内容は本書の以下の目次からおおよそ読み取ることができると思う。
序 説 コムミニストの立場から
第一篇 第二次世界大戦より世界共産主義革命への構想とその謀略コースについて
一 裏がへした軍閥戦争
二 コミンテルンの究極目的と敗戦革命
三 第二次世界大戦より世界共産主義革命への構想-尾崎秀實の首記より-
第二篇 軍閥政治を出現せしめた歴史的条件とその思想系列について
一 三・一五事件から満州事変へ
二 満州事変から日華事変へ
第三篇 日華事変を太平洋戦争に追込み、日本を敗戦自滅に導いた共産主義者の秘密謀略活動について
一 敗戦革命への謀略配置
二 日華事変より太平洋戦争へ
三 太平洋戦争より敗戦革命へ
資料篇 一 「コミンテルン秘密機関」-尾崎秀實手記抜粋-
二 日華事変を長期戦に、そして太平洋戦争へと理論的に追ひ込んで来た論文及主張
三 企画院事件の記録
四 対満政治機構改革問題に関する資料
ソ連政府の支配下にあったコミンテルン(国際共産主義組織)は、1935年になって第七回大会でそれまでの非合法闘争方針を転換し、人民戦線戦術で各国の特殊性を認め、1929年にアメリカで発生し全世界を不況のどん底に叩き込んだ世界大恐慌後の状況に合せて、強大な帝国同士を戦わせ、疲弊させて、敗戦から共産主義革命に至る世界革命の戦術を考え出した。その戦術に沿ってアメリカ政府へもスパイや共産主義者を送り込み、シナ大陸では西安事件で蒋介石を脅迫して対日戦争を画策させ、それらと同調するように日本国内では軍部、政治家、学者、文化人などに影響を与えて軍部独裁、戦時体制へと巧妙に誘導していった。日本でその中心にいたのが尾崎秀實を中心とした隠れ共産主義者たちであった。アジアではまず日本と蒋介石軍を戦わせ、さらに蒋介石を支援していたアメリカと日本を戦わせることにより、世界共産主義革命への道が開けるとの戦術である。こうした戦術の多くが成功裏に進行していったのは、大恐慌によりアメリカでも資本主義への信頼が揺らぎ、日本では陸軍の中心の大部分が貧農や勤労階級の子弟によって構成されていて、社会主義思想への共感が得やすい土壌があったという背景がある。こうした困難を克服していく方法は社会福祉政策と自由貿易であったのだろうが、世界的にまだその機が熟していなかった。

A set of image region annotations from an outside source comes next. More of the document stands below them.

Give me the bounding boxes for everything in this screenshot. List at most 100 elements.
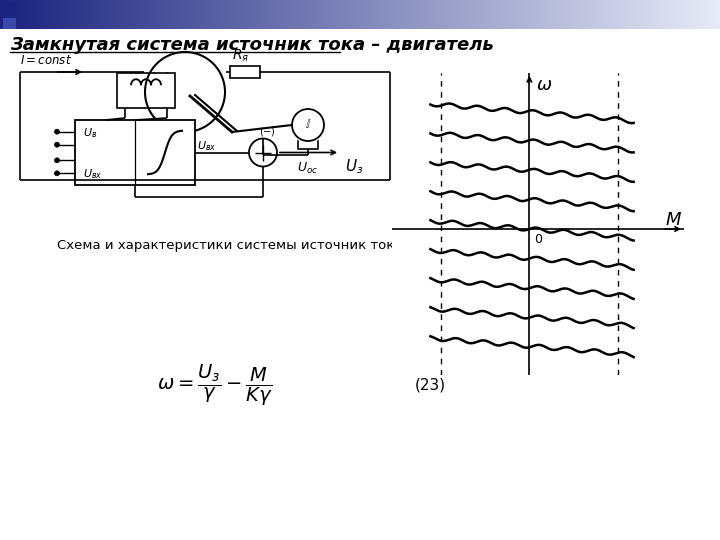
Bar <box>327 0 328 29</box>
Bar <box>289 0 290 29</box>
Bar <box>446 0 447 29</box>
Bar <box>359 0 360 29</box>
Bar <box>530 0 531 29</box>
Bar <box>193 0 194 29</box>
Bar <box>199 0 200 29</box>
Bar <box>135 0 136 29</box>
Bar <box>300 0 301 29</box>
Bar <box>365 0 366 29</box>
Bar <box>674 0 675 29</box>
Bar <box>576 0 577 29</box>
Bar <box>43 0 44 29</box>
Bar <box>696 0 697 29</box>
Bar <box>698 0 699 29</box>
Bar <box>462 0 463 29</box>
Bar <box>657 0 658 29</box>
Bar <box>590 0 591 29</box>
Bar <box>263 0 264 29</box>
Bar <box>11 0 12 29</box>
Bar <box>354 0 355 29</box>
Bar <box>548 0 549 29</box>
Text: (23): (23) <box>415 377 446 393</box>
Bar <box>288 0 289 29</box>
Bar <box>122 0 123 29</box>
Bar <box>186 0 187 29</box>
Bar <box>13 0 14 29</box>
Bar <box>191 0 192 29</box>
Bar <box>351 0 352 29</box>
Bar <box>438 0 439 29</box>
Bar <box>618 0 619 29</box>
Bar <box>127 0 128 29</box>
Bar <box>392 0 393 29</box>
Bar <box>38 0 39 29</box>
Bar <box>270 0 271 29</box>
Bar <box>402 0 403 29</box>
Bar <box>19 0 20 29</box>
Bar <box>210 0 211 29</box>
Bar <box>245 0 246 29</box>
Bar <box>478 0 479 29</box>
Bar <box>284 0 285 29</box>
Bar <box>226 0 227 29</box>
Bar <box>216 0 217 29</box>
Bar <box>243 0 244 29</box>
Bar <box>567 0 568 29</box>
Bar <box>202 0 203 29</box>
Text: $U_{oc}$: $U_{oc}$ <box>297 161 318 176</box>
Bar <box>214 0 215 29</box>
Bar <box>441 0 442 29</box>
Bar <box>86 0 87 29</box>
Bar <box>672 0 673 29</box>
Bar <box>599 0 600 29</box>
Bar <box>312 0 313 29</box>
Bar <box>290 0 291 29</box>
Bar <box>179 0 180 29</box>
Bar <box>393 0 394 29</box>
Bar <box>81 0 82 29</box>
Bar <box>138 0 139 29</box>
Bar <box>198 0 199 29</box>
Bar <box>658 0 659 29</box>
Bar <box>3 0 4 29</box>
Bar <box>523 0 524 29</box>
Bar <box>16 0 17 29</box>
Bar <box>298 0 299 29</box>
Bar <box>101 0 102 29</box>
Bar <box>35 0 36 29</box>
Bar <box>664 0 665 29</box>
Bar <box>447 0 448 29</box>
Bar <box>603 0 604 29</box>
Bar <box>8 0 9 29</box>
Bar <box>613 0 614 29</box>
Bar <box>33 0 34 29</box>
Bar <box>71 0 72 29</box>
Bar <box>410 0 411 29</box>
Bar <box>506 0 507 29</box>
Bar <box>414 0 415 29</box>
Bar <box>305 0 306 29</box>
Bar <box>235 0 236 29</box>
Bar <box>9 0 10 29</box>
Bar <box>467 0 468 29</box>
Bar <box>661 0 662 29</box>
Bar <box>546 0 547 29</box>
Bar <box>686 0 687 29</box>
Bar <box>693 0 694 29</box>
Bar <box>291 0 292 29</box>
Bar <box>50 0 51 29</box>
Bar <box>352 0 353 29</box>
Bar <box>415 0 416 29</box>
Bar <box>136 0 137 29</box>
Bar <box>269 0 270 29</box>
Bar <box>608 0 609 29</box>
Bar <box>389 0 390 29</box>
Bar <box>562 0 563 29</box>
Bar <box>488 0 489 29</box>
Bar <box>670 0 671 29</box>
Bar <box>246 0 247 29</box>
Bar <box>258 0 259 29</box>
Bar <box>221 0 222 29</box>
Bar <box>391 0 392 29</box>
Bar <box>42 0 43 29</box>
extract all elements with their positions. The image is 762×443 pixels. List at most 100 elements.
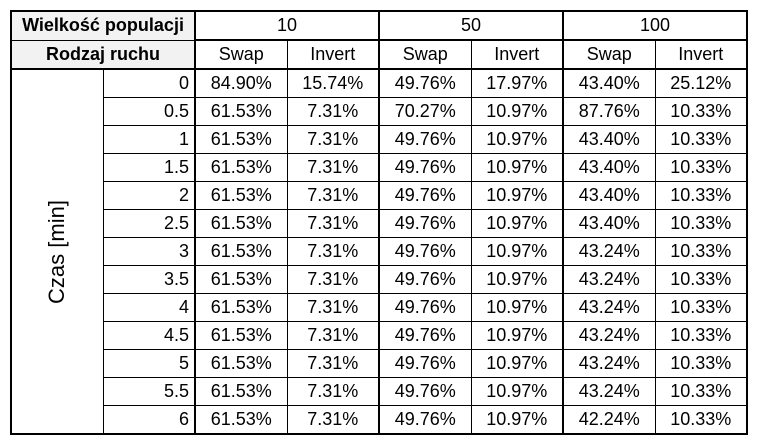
table-cell: 49.76% — [378, 181, 472, 210]
time-axis-label-cell: Czas [min] — [10, 68, 104, 435]
table-cell: 10.33% — [654, 321, 749, 350]
table-cell: 7.31% — [286, 181, 381, 210]
table-cell: 49.76% — [378, 377, 472, 406]
table-cell: 43.24% — [562, 321, 656, 350]
time-value: 1.5 — [102, 153, 197, 182]
table-cell: 10.97% — [470, 349, 565, 378]
table-cell: 10.33% — [654, 209, 749, 238]
table-cell: 49.76% — [378, 293, 472, 322]
table-cell: 10.97% — [470, 237, 565, 266]
subheader-swap: Swap — [378, 39, 472, 70]
table-row: 5 61.53% 7.31% 49.76% 10.97% 43.24% 10.33% — [11, 349, 749, 378]
table-cell: 7.31% — [286, 349, 381, 378]
table-cell: 10.33% — [654, 237, 749, 266]
table-cell: 43.24% — [562, 377, 656, 406]
table-cell: 25.12% — [654, 68, 749, 98]
time-value: 3.5 — [102, 265, 197, 294]
table-cell: 49.76% — [378, 68, 472, 98]
table-cell: 10.97% — [470, 321, 565, 350]
time-axis-label: Czas [min] — [44, 199, 70, 304]
table-cell: 61.53% — [194, 181, 288, 210]
time-value: 2 — [102, 181, 197, 210]
time-value: 0 — [102, 68, 197, 98]
table-cell: 61.53% — [194, 97, 288, 126]
table-row: 1 61.53% 7.31% 49.76% 10.97% 43.40% 10.33% — [11, 125, 749, 154]
table-cell: 61.53% — [194, 125, 288, 154]
table-cell: 49.76% — [378, 153, 472, 182]
group-header-10: 10 — [194, 10, 381, 41]
table-cell: 10.97% — [470, 125, 565, 154]
table-cell: 10.97% — [470, 181, 565, 210]
header-row-population: Wielkość populacji 10 50 100 — [9, 10, 749, 41]
subheader-swap: Swap — [194, 39, 288, 70]
table-cell: 87.76% — [562, 97, 656, 126]
table-cell: 61.53% — [194, 265, 288, 294]
table-row: 2 61.53% 7.31% 49.76% 10.97% 43.40% 10.33% — [11, 181, 749, 210]
table-row: Czas [min] 0 84.90% 15.74% 49.76% 17.97% 43.40… — [10, 68, 749, 435]
table-cell: 49.76% — [378, 265, 472, 294]
table-cell: 10.97% — [470, 209, 565, 238]
table-cell: 10.33% — [654, 181, 749, 210]
table-cell: 49.76% — [378, 321, 472, 350]
table-cell: 7.31% — [286, 265, 381, 294]
table-cell: 7.31% — [286, 209, 381, 238]
table-cell: 49.76% — [378, 125, 472, 154]
time-value: 3 — [102, 237, 197, 266]
table-cell: 10.33% — [654, 377, 749, 406]
table-cell: 10.33% — [654, 405, 749, 435]
table-cell: 49.76% — [378, 237, 472, 266]
table-cell: 43.40% — [562, 125, 656, 154]
population-size-label: Wielkość populacji — [9, 10, 197, 41]
table-cell: 61.53% — [194, 321, 288, 350]
table-cell: 49.76% — [378, 349, 472, 378]
table-cell: 43.40% — [562, 68, 656, 98]
table-row: 6 61.53% 7.31% 49.76% 10.97% 42.24% 10.33% — [11, 405, 749, 435]
table-cell: 10.33% — [654, 349, 749, 378]
table-cell: 10.97% — [470, 265, 565, 294]
table-row: 4 61.53% 7.31% 49.76% 10.97% 43.24% 10.33% — [11, 293, 749, 322]
table-cell: 10.33% — [654, 153, 749, 182]
table-cell: 10.33% — [654, 265, 749, 294]
table-cell: 43.24% — [562, 237, 656, 266]
time-value: 5 — [102, 349, 197, 378]
table-cell: 7.31% — [286, 405, 381, 435]
table-cell: 17.97% — [470, 68, 565, 98]
move-type-label: Rodzaj ruchu — [9, 39, 197, 70]
group-header-50: 50 — [378, 10, 565, 41]
time-value: 1 — [102, 125, 197, 154]
time-value: 6 — [102, 405, 197, 435]
time-value: 5.5 — [102, 377, 197, 406]
time-value: 4.5 — [102, 321, 197, 350]
group-header-100: 100 — [562, 10, 749, 41]
table-cell: 7.31% — [286, 293, 381, 322]
table-cell: 49.76% — [378, 209, 472, 238]
table-cell: 61.53% — [194, 405, 288, 435]
table-cell: 10.33% — [654, 97, 749, 126]
table-cell: 10.97% — [470, 405, 565, 435]
table-cell: 61.53% — [194, 377, 288, 406]
table-cell: 10.33% — [654, 125, 749, 154]
table-row: 3 61.53% 7.31% 49.76% 10.97% 43.24% 10.33% — [11, 237, 749, 266]
subheader-invert: Invert — [286, 39, 381, 70]
table-cell: 43.40% — [562, 153, 656, 182]
table-cell: 10.97% — [470, 153, 565, 182]
table-row: 4.5 61.53% 7.31% 49.76% 10.97% 43.24% 10.33% — [11, 321, 749, 350]
table-cell: 7.31% — [286, 97, 381, 126]
time-value: 0.5 — [102, 97, 197, 126]
table-cell: 49.76% — [378, 405, 472, 435]
table-cell: 7.31% — [286, 321, 381, 350]
table-cell: 7.31% — [286, 153, 381, 182]
subheader-invert: Invert — [470, 39, 565, 70]
table-cell: 42.24% — [562, 405, 656, 435]
table-cell: 61.53% — [194, 153, 288, 182]
table-row: 2.5 61.53% 7.31% 49.76% 10.97% 43.40% 10.33% — [11, 209, 749, 238]
table-cell: 43.40% — [562, 209, 656, 238]
results-table-container: Wielkość populacji 10 50 100 Rodzaj ruch… — [9, 10, 749, 435]
results-table: Wielkość populacji 10 50 100 Rodzaj ruch… — [9, 10, 749, 435]
table-row: 3.5 61.53% 7.31% 49.76% 10.97% 43.24% 10.33% — [11, 265, 749, 294]
time-value: 2.5 — [102, 209, 197, 238]
table-cell: 10.97% — [470, 293, 565, 322]
table-cell: 7.31% — [286, 377, 381, 406]
table-row: 5.5 61.53% 7.31% 49.76% 10.97% 43.24% 10.33% — [11, 377, 749, 406]
table-cell: 43.24% — [562, 265, 656, 294]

先述の岸信介の「序」文の続きには、「共産主義が如何に右翼・軍部を自家薬籠中のものにしたか・・・本来この両者(右翼と左翼)は、共に全体主義であり、一党独裁・計画経済を基本としている点では同類である。当時、戦争遂行のために軍部がとった政治は、まさに一党独裁(翼賛政治)、計画経済(国家総動員法->生産統制と配給制)であり、驚くべき程、今日のソ連体制と類似している」と書かれている。
共産主義者、尾崎秀實は、当時のいわゆる「天皇制」について次のように書いている。「日本の現支配体制を「天皇制」と規定することは実際と合はないのではないか・・・日本に於ける「天皇制」が歴史的に見て直接民衆の抑圧者でもなかったし、現在に於いて、如何に皇室自身が財産家であるとしても直接搾取者であるとの感じを民衆に与へては居ないと云ふ事実によって明瞭であらうと考へます。・・・その意味では「天皇制」を直接打倒の対象とすることは適当でないと思はれます。問題は日本の真実なる支配階級たる軍部資本家的勢力が天皇の名に於て行動する如き仕組に対してこれにどう対処するかの問題であります。・・・世界的共産主義大同社会が出来た時に於て・・所謂天皇制が制度として否定され解体されることは当然であります。しかしながら日本民族のうちに最も古き家としての天皇家が何等かの形をもって残ることを否定せんとするものではありません」(「コミンテルン秘密機関」尾崎秀實手記抜粋より)。